Appeal from a decree of the Surrogate’s Court of Schenectady County (Kramer, S.), entered April 11, 2007, which, among other things, determined the amount of counsel fees.
Petitioners, Marilyn Softer and Richard J. Miller, Jr., are decedent’s sister and an attorney, respectively, and coexecutors of decedent’s estate, which had approximately $1.4 million in assets. When, nearly two years after decedent’s death, petition*1081ers applied for judicial settlement of their account as executors, they sought the allowance of one statutory commission in the amount of $43,283.50 for Soffer alone. Since the will specified that Miller would receive no commissions as executor, but that he and his law firm would be entitled to reasonable counsel fees for services rendered to the estate, petitioners asked no commissions for him, but did seek an allowance of $41,465.63 to his law firm. Respondent, one of decedent’s four beneficiaries, filed objections to, among other things, the amount proposed to be paid to the law firm. After hearing the parties’ arguments and reviewing their submissions, Surrogate’s Court disallowed certain of the requested counsel fees and awarded $33,777.84. Respondent appeals.

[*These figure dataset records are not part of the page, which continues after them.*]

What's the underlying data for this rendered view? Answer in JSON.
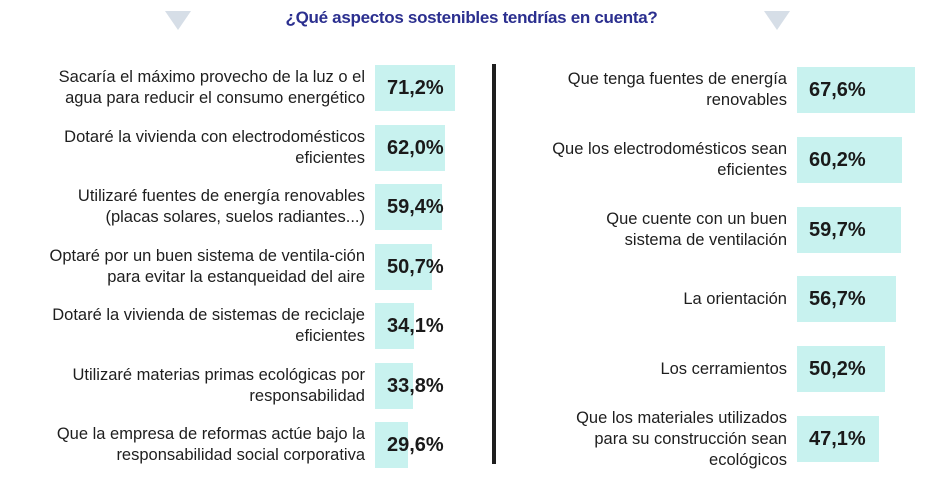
{
  "chart_data": [
    {
      "type": "bar",
      "title": "¿Qué aspectos sostenibles tendrías en cuenta?",
      "orientation": "horizontal",
      "categories": [
        "Sacaría el máximo provecho de la luz o el agua para reducir el consumo energético",
        "Dotaré la vivienda con electrodomésticos eficientes",
        "Utilizaré fuentes de energía renovables (placas solares, suelos radiantes...)",
        "Optaré por un buen sistema de ventila-ción para evitar la estanqueidad del aire",
        "Dotaré la vivienda de sistemas de reciclaje eficientes",
        "Utilizaré materias primas ecológicas por responsabilidad",
        "Que la empresa de reformas actúe bajo la responsabilidad social corporativa"
      ],
      "values": [
        71.2,
        62.0,
        59.4,
        50.7,
        34.1,
        33.8,
        29.6
      ],
      "value_labels": [
        "71,2%",
        "62,0%",
        "59,4%",
        "50,7%",
        "34,1%",
        "33,8%",
        "29,6%"
      ],
      "unit": "%"
    },
    {
      "type": "bar",
      "orientation": "horizontal",
      "categories": [
        "Que tenga fuentes de energía renovables",
        "Que los electrodomésticos sean eficientes",
        "Que cuente con un buen sistema de ventilación",
        "La orientación",
        "Los cerramientos",
        "Que los materiales utilizados para su construcción sean ecológicos"
      ],
      "values": [
        67.6,
        60.2,
        59.7,
        56.7,
        50.2,
        47.1
      ],
      "value_labels": [
        "67,6%",
        "60,2%",
        "59,7%",
        "56,7%",
        "50,2%",
        "47,1%"
      ],
      "unit": "%"
    }
  ],
  "colors": {
    "bar": "#c8f2ef",
    "title": "#2b2f8f",
    "triangle": "#d6dee7"
  }
}
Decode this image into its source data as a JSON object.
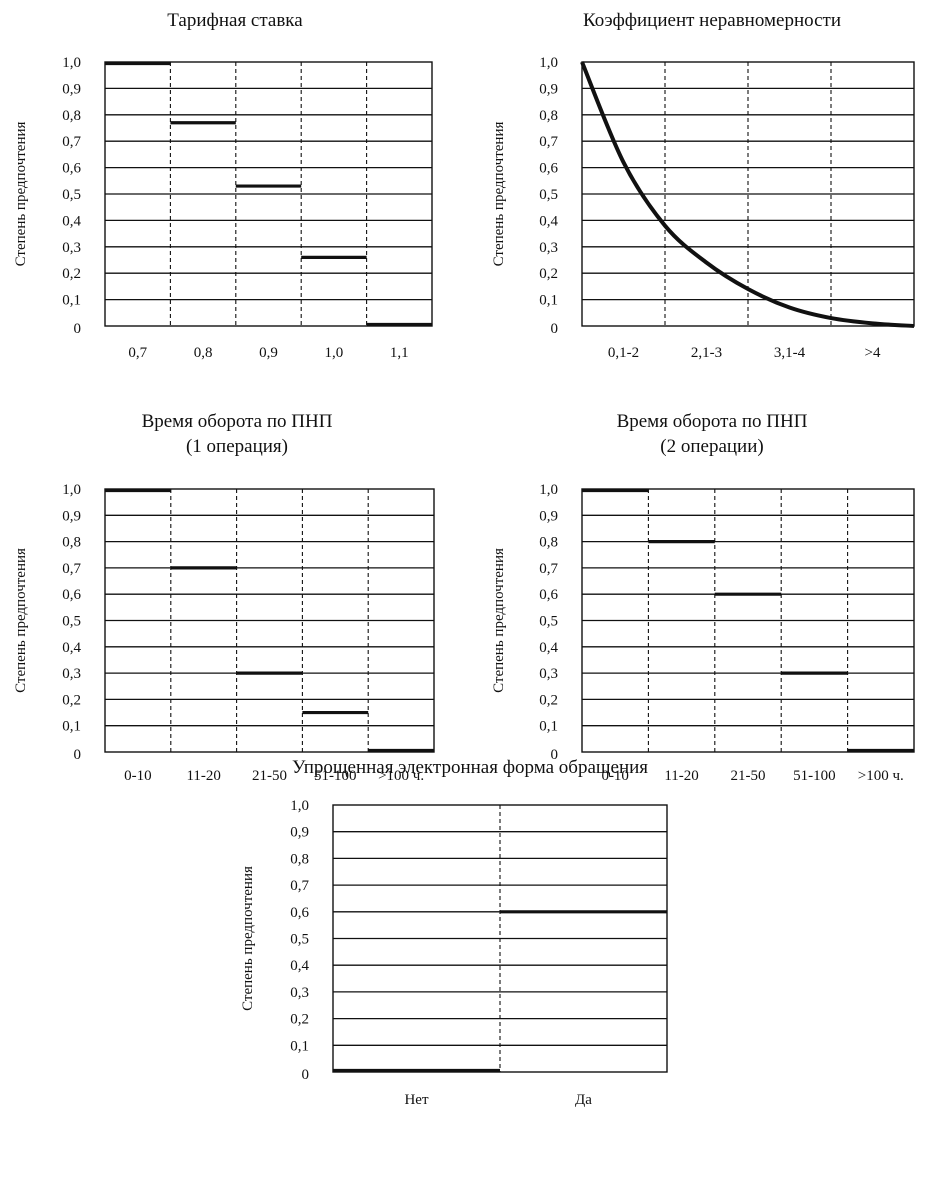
{
  "chart_data": [
    {
      "type": "line",
      "title_lines": [
        "Тарифная ставка"
      ],
      "ylabel": "Степень предпочтения",
      "xlabel": "",
      "ylim": [
        0,
        1
      ],
      "y_ticks": [
        "1,0",
        "0,9",
        "0,8",
        "0,7",
        "0,6",
        "0,5",
        "0,4",
        "0,3",
        "0,2",
        "0,1",
        "0"
      ],
      "grid": true,
      "style": "step",
      "categories": [
        "0,7",
        "0,8",
        "0,9",
        "1,0",
        "1,1"
      ],
      "values": [
        1.0,
        0.77,
        0.53,
        0.26,
        0.0
      ]
    },
    {
      "type": "line",
      "title_lines": [
        "Коэффициент неравномерности"
      ],
      "ylabel": "Степень предпочтения",
      "xlabel": "",
      "ylim": [
        0,
        1
      ],
      "y_ticks": [
        "1,0",
        "0,9",
        "0,8",
        "0,7",
        "0,6",
        "0,5",
        "0,4",
        "0,3",
        "0,2",
        "0,1",
        "0"
      ],
      "grid": true,
      "style": "curve",
      "categories": [
        "0,1-2",
        "2,1-3",
        "3,1-4",
        ">4"
      ],
      "x": [
        0,
        0.5,
        1,
        1.5,
        2,
        2.5,
        3,
        3.5,
        4
      ],
      "values": [
        1.0,
        0.62,
        0.38,
        0.24,
        0.14,
        0.07,
        0.03,
        0.01,
        0.0
      ]
    },
    {
      "type": "line",
      "title_lines": [
        "Время оборота по ПНП",
        "(1 операция)"
      ],
      "ylabel": "Степень предпочтения",
      "xlabel": "",
      "ylim": [
        0,
        1
      ],
      "y_ticks": [
        "1,0",
        "0,9",
        "0,8",
        "0,7",
        "0,6",
        "0,5",
        "0,4",
        "0,3",
        "0,2",
        "0,1",
        "0"
      ],
      "grid": true,
      "style": "step",
      "categories": [
        "0-10",
        "11-20",
        "21-50",
        "51-100",
        ">100 ч."
      ],
      "values": [
        1.0,
        0.7,
        0.3,
        0.15,
        0.0
      ]
    },
    {
      "type": "line",
      "title_lines": [
        "Время оборота по ПНП",
        "(2 операции)"
      ],
      "ylabel": "Степень предпочтения",
      "xlabel": "",
      "ylim": [
        0,
        1
      ],
      "y_ticks": [
        "1,0",
        "0,9",
        "0,8",
        "0,7",
        "0,6",
        "0,5",
        "0,4",
        "0,3",
        "0,2",
        "0,1",
        "0"
      ],
      "grid": true,
      "style": "step",
      "categories": [
        "0-10",
        "11-20",
        "21-50",
        "51-100",
        ">100 ч."
      ],
      "values": [
        1.0,
        0.8,
        0.6,
        0.3,
        0.0
      ]
    },
    {
      "type": "line",
      "title_lines": [
        "Упрощенная электронная форма обращения"
      ],
      "ylabel": "Степень предпочтения",
      "xlabel": "",
      "ylim": [
        0,
        1
      ],
      "y_ticks": [
        "1,0",
        "0,9",
        "0,8",
        "0,7",
        "0,6",
        "0,5",
        "0,4",
        "0,3",
        "0,2",
        "0,1",
        "0"
      ],
      "grid": true,
      "style": "step",
      "categories": [
        "Нет",
        "Да"
      ],
      "values": [
        0.0,
        0.6
      ]
    }
  ]
}
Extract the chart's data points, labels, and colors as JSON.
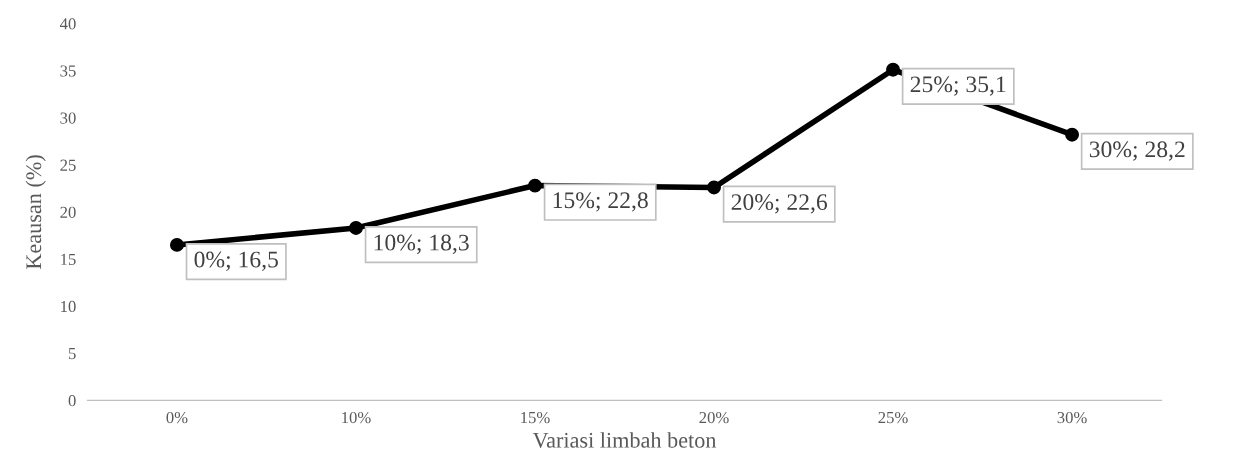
{
  "chart_data": {
    "type": "line",
    "xlabel": "Variasi limbah beton",
    "ylabel": "Keausan (%)",
    "categories": [
      "0%",
      "10%",
      "15%",
      "20%",
      "25%",
      "30%"
    ],
    "series": [
      {
        "color": "#000000",
        "values": [
          16.5,
          18.3,
          22.8,
          22.6,
          35.1,
          28.2
        ],
        "value_labels": [
          "0%; 16,5",
          "10%; 18,3",
          "15%; 22,8",
          "20%; 22,6",
          "25%; 35,1",
          "30%; 28,2"
        ]
      }
    ],
    "ylim": [
      0,
      40
    ],
    "yticks": [
      0,
      5,
      10,
      15,
      20,
      25,
      30,
      35,
      40
    ],
    "grid": false,
    "marker": "circle",
    "line_style": "solid"
  }
}
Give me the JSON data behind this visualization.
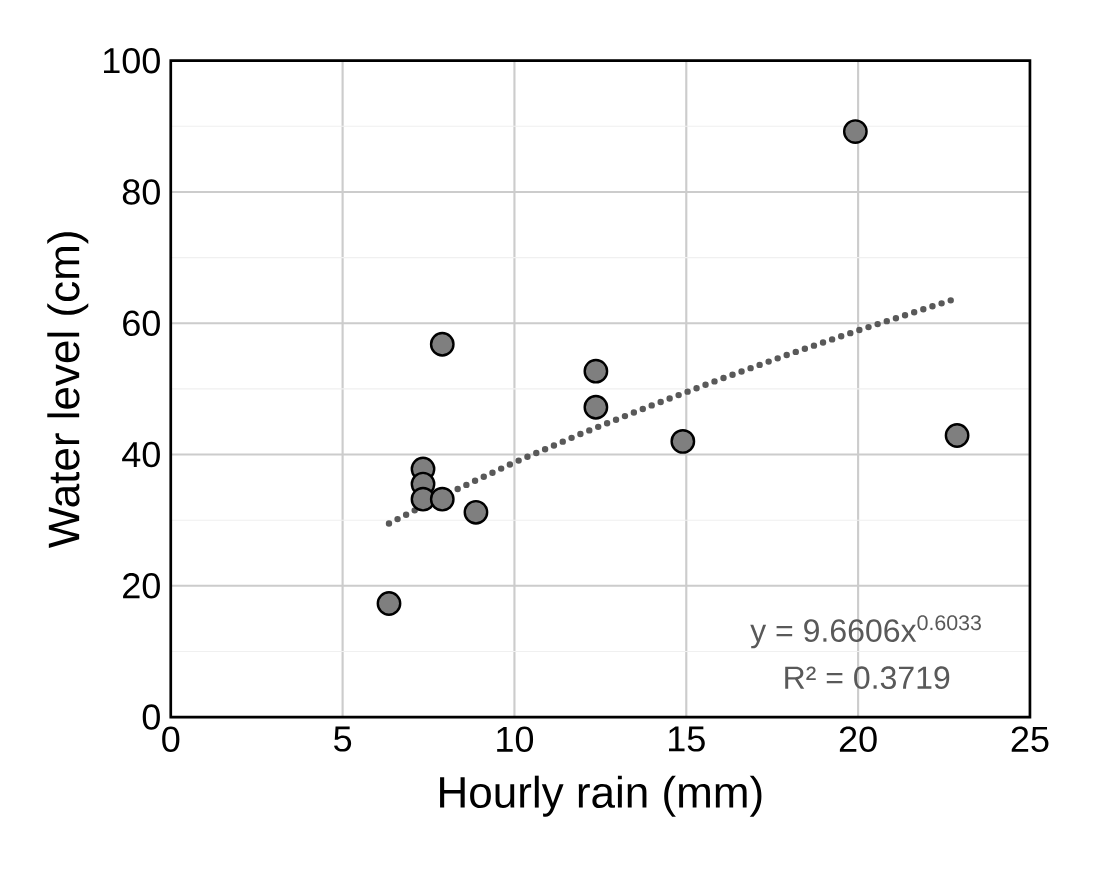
{
  "chart_data": {
    "type": "scatter",
    "xlabel": "Hourly rain (mm)",
    "ylabel": "Water level (cm)",
    "xlim": [
      0,
      25
    ],
    "ylim": [
      0,
      100
    ],
    "xticks": [
      0,
      5,
      10,
      15,
      20,
      25
    ],
    "yticks": [
      0,
      20,
      40,
      60,
      80,
      100
    ],
    "grid": true,
    "marker": "circle",
    "series": [
      {
        "color": "#7f7f7f",
        "x": [
          6.35,
          7.9,
          7.34,
          7.34,
          7.34,
          7.9,
          8.88,
          12.37,
          12.37,
          14.9,
          19.92,
          22.88
        ],
        "values": [
          17.3,
          56.8,
          37.8,
          35.5,
          33.2,
          33.2,
          31.2,
          52.7,
          47.2,
          42,
          89.2,
          42.9
        ]
      },
      {
        "type": "line",
        "color": "#595959",
        "marker": "none",
        "line_style": "dotted",
        "x": [
          6.35,
          8,
          10,
          12,
          14,
          16,
          18,
          20,
          22.88
        ],
        "values": [
          29.5,
          33.9,
          38.8,
          43.3,
          47.5,
          51.5,
          55.3,
          58.9,
          63.8
        ]
      }
    ],
    "annotations": [
      "y = 9.6606x$^{0.6033}$",
      "R² = 0.3719"
    ]
  }
}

Upon classifying the particular services rendered to an estate by counsel as being legal in nature (see e.g. Matter of Passuello, 184 AD2d 108, 111 [1992]; Matter of McCranor, 176 AD2d 1026, 1027 [1991]), Surrogate’s Court is given broad discretion to determine whether compensation for those services is reasonable (see SCPA 2110; Matter of Guattery, 278 AD2d 738, 739 [2000]; Matter of Graham, 238 AD2d 682, 687 [1997]). Here, Surrogate’s Court heard respondent’s specific objections to the bills submitted by Miller, considered Miller’s affidavit of legal services and supporting documentation, identified the amounts billed which could not be classified as legal fees, reduced the award of fees accordingly, and found the remaining services to be legal and the fees requested for them to be reasonable. Based upon the record before us and the fact that the counsel fees allowed here were significantly less than would be expected in an estate of this size, we find no error or abuse of discretion by Surrogate’s Court in its determinations.
Respondent’s remaining arguments have been reviewed and found to be unpersuasive.
Peters, J.P, Lahtinen, Kane and Stein, JJ., concur. Ordered that the decree is affirmed, with costs.